First, you need to create a new file:
sudo vi /opt/backup/backup_script.sh
Next, enter the edit mode and copy the entire code:
#!/bin/bash
# Directory to be backed up
backup_dir=”/home/jumpcloud/content”
# Backup destination directory
backup_dest=”/opt/backup”
# Create a timestamp for the backup file
timestamp=$(date +%Y%m%d%H%M%S)
# Name of the backup file
backup_file=”backup_$timestamp.tar.gz”
# Create the backup
tar -czf “$backup_dest/$backup_file” “$backup_dir”
# Log the backup process
echo “Backup of $backup_dir created on $(date)” >> “$backup_dest/backup.log”
This script does the following:
- It defines the source directory (backup_dir) that you want to back up and the destination directory (backup_dest) where the backups will be stored.
- It generates a timestamp using the date command, ensuring each backup has a unique name.
- It creates a compressed backup of the source directory using tar.
- It logs the backup process in a log file (backup.log) located in the destination directory.
It’s advisable to have full disk encryption enabled for your backup file’s destination media.
Next, we will add execute permissions to this backup script by running the following command:
sudo chmod +x /opt/backup/backup_script.sh
We also need to install tar package since it is not available out of the box on Rocky Linux.
In order to do so you can run the following command:
sudo dnf install tar
Type “y” and press Enter, and that will install the tar package.

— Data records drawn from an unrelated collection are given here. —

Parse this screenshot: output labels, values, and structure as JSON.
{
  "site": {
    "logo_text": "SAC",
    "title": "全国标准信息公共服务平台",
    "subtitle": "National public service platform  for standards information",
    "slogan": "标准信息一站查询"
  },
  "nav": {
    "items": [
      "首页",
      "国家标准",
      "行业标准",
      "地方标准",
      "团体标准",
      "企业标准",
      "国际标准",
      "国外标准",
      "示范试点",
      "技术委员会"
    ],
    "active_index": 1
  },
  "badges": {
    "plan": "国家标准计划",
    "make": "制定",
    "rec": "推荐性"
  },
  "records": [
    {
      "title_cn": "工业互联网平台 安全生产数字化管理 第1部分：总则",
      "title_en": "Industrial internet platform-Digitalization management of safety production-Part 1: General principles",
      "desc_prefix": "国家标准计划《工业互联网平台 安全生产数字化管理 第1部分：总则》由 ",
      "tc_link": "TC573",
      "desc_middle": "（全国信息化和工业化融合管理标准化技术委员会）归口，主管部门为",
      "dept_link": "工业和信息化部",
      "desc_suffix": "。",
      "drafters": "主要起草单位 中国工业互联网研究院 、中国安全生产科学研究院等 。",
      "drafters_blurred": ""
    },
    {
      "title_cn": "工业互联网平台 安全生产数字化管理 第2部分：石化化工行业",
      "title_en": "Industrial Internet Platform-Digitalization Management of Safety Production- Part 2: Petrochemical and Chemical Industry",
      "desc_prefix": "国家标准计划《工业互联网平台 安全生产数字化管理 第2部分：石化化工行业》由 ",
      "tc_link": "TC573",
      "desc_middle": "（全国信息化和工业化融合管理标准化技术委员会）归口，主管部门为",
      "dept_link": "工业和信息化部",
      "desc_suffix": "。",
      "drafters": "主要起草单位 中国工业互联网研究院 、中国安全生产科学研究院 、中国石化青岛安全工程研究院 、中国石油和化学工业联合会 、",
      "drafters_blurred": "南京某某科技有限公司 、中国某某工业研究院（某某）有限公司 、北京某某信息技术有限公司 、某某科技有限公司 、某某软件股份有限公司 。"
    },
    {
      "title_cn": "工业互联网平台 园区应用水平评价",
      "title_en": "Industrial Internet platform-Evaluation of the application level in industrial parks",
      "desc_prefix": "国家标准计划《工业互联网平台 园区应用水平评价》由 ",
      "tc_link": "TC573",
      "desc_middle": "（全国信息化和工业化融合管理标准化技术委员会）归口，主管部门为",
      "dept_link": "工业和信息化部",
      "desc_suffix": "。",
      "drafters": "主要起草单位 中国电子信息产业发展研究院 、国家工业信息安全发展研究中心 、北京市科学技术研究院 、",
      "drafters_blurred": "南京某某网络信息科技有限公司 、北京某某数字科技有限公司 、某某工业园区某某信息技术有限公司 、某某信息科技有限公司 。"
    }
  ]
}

Next, we need to open our Crontab again with sudo permissions:
sudo crontab -e
This will again open our text editor and we will make the schedule so that the backup script is executed each day at 3 AM UTC. You can change the time period based on your needs.

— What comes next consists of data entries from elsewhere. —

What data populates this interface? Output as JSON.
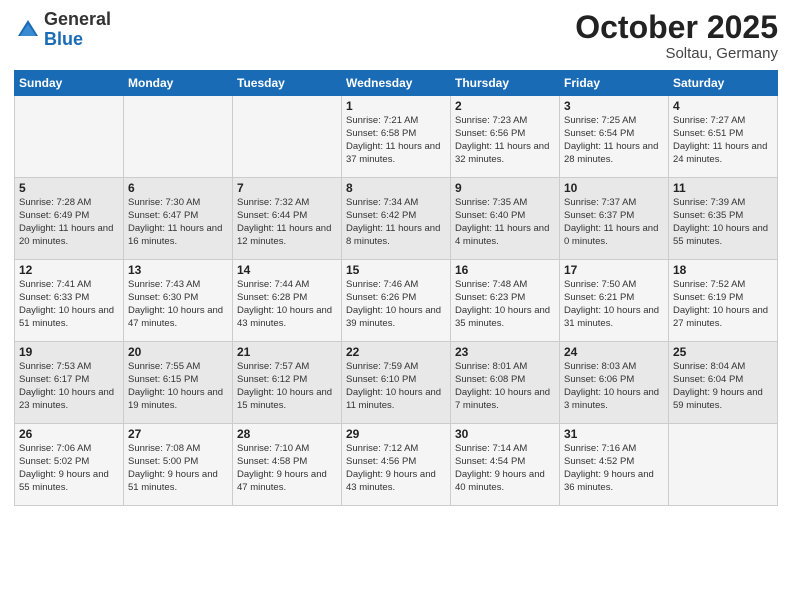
{
  "logo": {
    "general": "General",
    "blue": "Blue"
  },
  "title": "October 2025",
  "location": "Soltau, Germany",
  "days_header": [
    "Sunday",
    "Monday",
    "Tuesday",
    "Wednesday",
    "Thursday",
    "Friday",
    "Saturday"
  ],
  "weeks": [
    [
      {
        "day": "",
        "info": ""
      },
      {
        "day": "",
        "info": ""
      },
      {
        "day": "",
        "info": ""
      },
      {
        "day": "1",
        "info": "Sunrise: 7:21 AM\nSunset: 6:58 PM\nDaylight: 11 hours\nand 37 minutes."
      },
      {
        "day": "2",
        "info": "Sunrise: 7:23 AM\nSunset: 6:56 PM\nDaylight: 11 hours\nand 32 minutes."
      },
      {
        "day": "3",
        "info": "Sunrise: 7:25 AM\nSunset: 6:54 PM\nDaylight: 11 hours\nand 28 minutes."
      },
      {
        "day": "4",
        "info": "Sunrise: 7:27 AM\nSunset: 6:51 PM\nDaylight: 11 hours\nand 24 minutes."
      }
    ],
    [
      {
        "day": "5",
        "info": "Sunrise: 7:28 AM\nSunset: 6:49 PM\nDaylight: 11 hours\nand 20 minutes."
      },
      {
        "day": "6",
        "info": "Sunrise: 7:30 AM\nSunset: 6:47 PM\nDaylight: 11 hours\nand 16 minutes."
      },
      {
        "day": "7",
        "info": "Sunrise: 7:32 AM\nSunset: 6:44 PM\nDaylight: 11 hours\nand 12 minutes."
      },
      {
        "day": "8",
        "info": "Sunrise: 7:34 AM\nSunset: 6:42 PM\nDaylight: 11 hours\nand 8 minutes."
      },
      {
        "day": "9",
        "info": "Sunrise: 7:35 AM\nSunset: 6:40 PM\nDaylight: 11 hours\nand 4 minutes."
      },
      {
        "day": "10",
        "info": "Sunrise: 7:37 AM\nSunset: 6:37 PM\nDaylight: 11 hours\nand 0 minutes."
      },
      {
        "day": "11",
        "info": "Sunrise: 7:39 AM\nSunset: 6:35 PM\nDaylight: 10 hours\nand 55 minutes."
      }
    ],
    [
      {
        "day": "12",
        "info": "Sunrise: 7:41 AM\nSunset: 6:33 PM\nDaylight: 10 hours\nand 51 minutes."
      },
      {
        "day": "13",
        "info": "Sunrise: 7:43 AM\nSunset: 6:30 PM\nDaylight: 10 hours\nand 47 minutes."
      },
      {
        "day": "14",
        "info": "Sunrise: 7:44 AM\nSunset: 6:28 PM\nDaylight: 10 hours\nand 43 minutes."
      },
      {
        "day": "15",
        "info": "Sunrise: 7:46 AM\nSunset: 6:26 PM\nDaylight: 10 hours\nand 39 minutes."
      },
      {
        "day": "16",
        "info": "Sunrise: 7:48 AM\nSunset: 6:23 PM\nDaylight: 10 hours\nand 35 minutes."
      },
      {
        "day": "17",
        "info": "Sunrise: 7:50 AM\nSunset: 6:21 PM\nDaylight: 10 hours\nand 31 minutes."
      },
      {
        "day": "18",
        "info": "Sunrise: 7:52 AM\nSunset: 6:19 PM\nDaylight: 10 hours\nand 27 minutes."
      }
    ],
    [
      {
        "day": "19",
        "info": "Sunrise: 7:53 AM\nSunset: 6:17 PM\nDaylight: 10 hours\nand 23 minutes."
      },
      {
        "day": "20",
        "info": "Sunrise: 7:55 AM\nSunset: 6:15 PM\nDaylight: 10 hours\nand 19 minutes."
      },
      {
        "day": "21",
        "info": "Sunrise: 7:57 AM\nSunset: 6:12 PM\nDaylight: 10 hours\nand 15 minutes."
      },
      {
        "day": "22",
        "info": "Sunrise: 7:59 AM\nSunset: 6:10 PM\nDaylight: 10 hours\nand 11 minutes."
      },
      {
        "day": "23",
        "info": "Sunrise: 8:01 AM\nSunset: 6:08 PM\nDaylight: 10 hours\nand 7 minutes."
      },
      {
        "day": "24",
        "info": "Sunrise: 8:03 AM\nSunset: 6:06 PM\nDaylight: 10 hours\nand 3 minutes."
      },
      {
        "day": "25",
        "info": "Sunrise: 8:04 AM\nSunset: 6:04 PM\nDaylight: 9 hours\nand 59 minutes."
      }
    ],
    [
      {
        "day": "26",
        "info": "Sunrise: 7:06 AM\nSunset: 5:02 PM\nDaylight: 9 hours\nand 55 minutes."
      },
      {
        "day": "27",
        "info": "Sunrise: 7:08 AM\nSunset: 5:00 PM\nDaylight: 9 hours\nand 51 minutes."
      },
      {
        "day": "28",
        "info": "Sunrise: 7:10 AM\nSunset: 4:58 PM\nDaylight: 9 hours\nand 47 minutes."
      },
      {
        "day": "29",
        "info": "Sunrise: 7:12 AM\nSunset: 4:56 PM\nDaylight: 9 hours\nand 43 minutes."
      },
      {
        "day": "30",
        "info": "Sunrise: 7:14 AM\nSunset: 4:54 PM\nDaylight: 9 hours\nand 40 minutes."
      },
      {
        "day": "31",
        "info": "Sunrise: 7:16 AM\nSunset: 4:52 PM\nDaylight: 9 hours\nand 36 minutes."
      },
      {
        "day": "",
        "info": ""
      }
    ]
  ]
}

Add the following line to your Crontab file:
0 3 * * * /opt/backup/backup_script.sh
Save the file and exit. This will give the confirmation that the new Cron job has been added.

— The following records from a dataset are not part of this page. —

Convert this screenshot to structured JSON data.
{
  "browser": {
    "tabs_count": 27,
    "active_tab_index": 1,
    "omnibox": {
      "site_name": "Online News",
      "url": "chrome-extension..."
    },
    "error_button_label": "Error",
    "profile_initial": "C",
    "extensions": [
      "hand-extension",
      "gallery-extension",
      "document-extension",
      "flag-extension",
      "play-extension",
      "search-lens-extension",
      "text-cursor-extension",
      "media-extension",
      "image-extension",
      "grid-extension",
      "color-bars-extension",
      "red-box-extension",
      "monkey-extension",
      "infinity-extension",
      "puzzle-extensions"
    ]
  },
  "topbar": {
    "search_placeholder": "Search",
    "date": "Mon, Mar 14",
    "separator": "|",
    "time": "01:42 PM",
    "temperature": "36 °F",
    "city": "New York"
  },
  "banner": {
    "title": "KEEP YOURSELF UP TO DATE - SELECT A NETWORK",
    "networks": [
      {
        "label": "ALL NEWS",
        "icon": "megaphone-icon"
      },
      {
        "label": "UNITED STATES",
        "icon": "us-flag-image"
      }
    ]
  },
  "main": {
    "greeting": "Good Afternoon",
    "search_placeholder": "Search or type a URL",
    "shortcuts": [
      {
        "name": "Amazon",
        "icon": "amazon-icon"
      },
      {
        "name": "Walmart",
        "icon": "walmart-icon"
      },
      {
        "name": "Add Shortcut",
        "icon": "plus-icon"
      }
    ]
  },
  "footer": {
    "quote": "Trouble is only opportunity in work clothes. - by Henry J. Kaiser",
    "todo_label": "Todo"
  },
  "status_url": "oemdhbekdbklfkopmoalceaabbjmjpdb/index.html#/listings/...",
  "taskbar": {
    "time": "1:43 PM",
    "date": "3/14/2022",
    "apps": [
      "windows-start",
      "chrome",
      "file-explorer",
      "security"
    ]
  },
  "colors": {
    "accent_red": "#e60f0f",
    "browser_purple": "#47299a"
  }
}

Once the script is executed based on our Cron job we can see the archive and also the backup.log for the events.
Step 5: Generate daily system report
Cron can be also useful if we want to track system health. We can set up a Cron job that will create a system report every day at 3:30 PM UTC time.
First, create a directory daily-report in our /var/log/ path:
sudo mkdir /var/log/daily-report
Next, we will create the daily report script in our /opt/ directory:
sudo vi /opt/daily_report.sh
In the file that you are editing, be sure to use the following code below:
#!/bin/bash
# Output file for the system report
report_file=”/var/log/daily-report/system-report-$(date +%Y%m%d).log”
# Generate the system report and append it to the report file
echo “System Report – $(date)” >> “$report_file”
echo “—————————————-” >> “$report_file”
echo “Hostname: $(hostname)” >> “$report_file”
echo “System Uptime: $(uptime)” >> “$report_file”
echo “Disk Usage:” >> “$report_file”
df -h >> “$report_file”
echo “Memory Usage:” >> “$report_file”
free -m >> “$report_file”
echo “—————————————-” >> “$report_file”
- The report is appended to a log file with a timestamp in its filename.
- The script generates the system report, including hostname, system uptime, disk usage, and memory usage, and appends it to the log file.
Again, make the file executable:
sudo chmod +x /opt/daily_report.sh
Next, we need to add a new line to our Crontab file:
sudo crontab -e
Here we can add a new line:
30 15 * * * /opt/daily_report.sh
If we run the ls command, we can see that the Cron job has been performed and saved in our log directory.
We can view the contents of that file by using the cat command:
cat /var/log/daily-report/daily_report.sh
We can always check our current Cron jobs, in this case, the ones that have root privileges:
sudo crontab -l
Cron jobs are a powerful tool for automating tasks on your Rocky Linux server. They allow you to schedule scripts and commands to run at specific times or intervals, saving you time and ensuring that critical tasks are executed consistently.
This tutorial presented the basics of Cron, how to create and manage Cron jobs, and saw some practical examples. With this knowledge, you can automate a wide range of tasks to streamline your server administration.
Note: Always test your scripts before deploying new Cron jobs as well to make sure that they run in the right specified time, to evade possible issues in your system.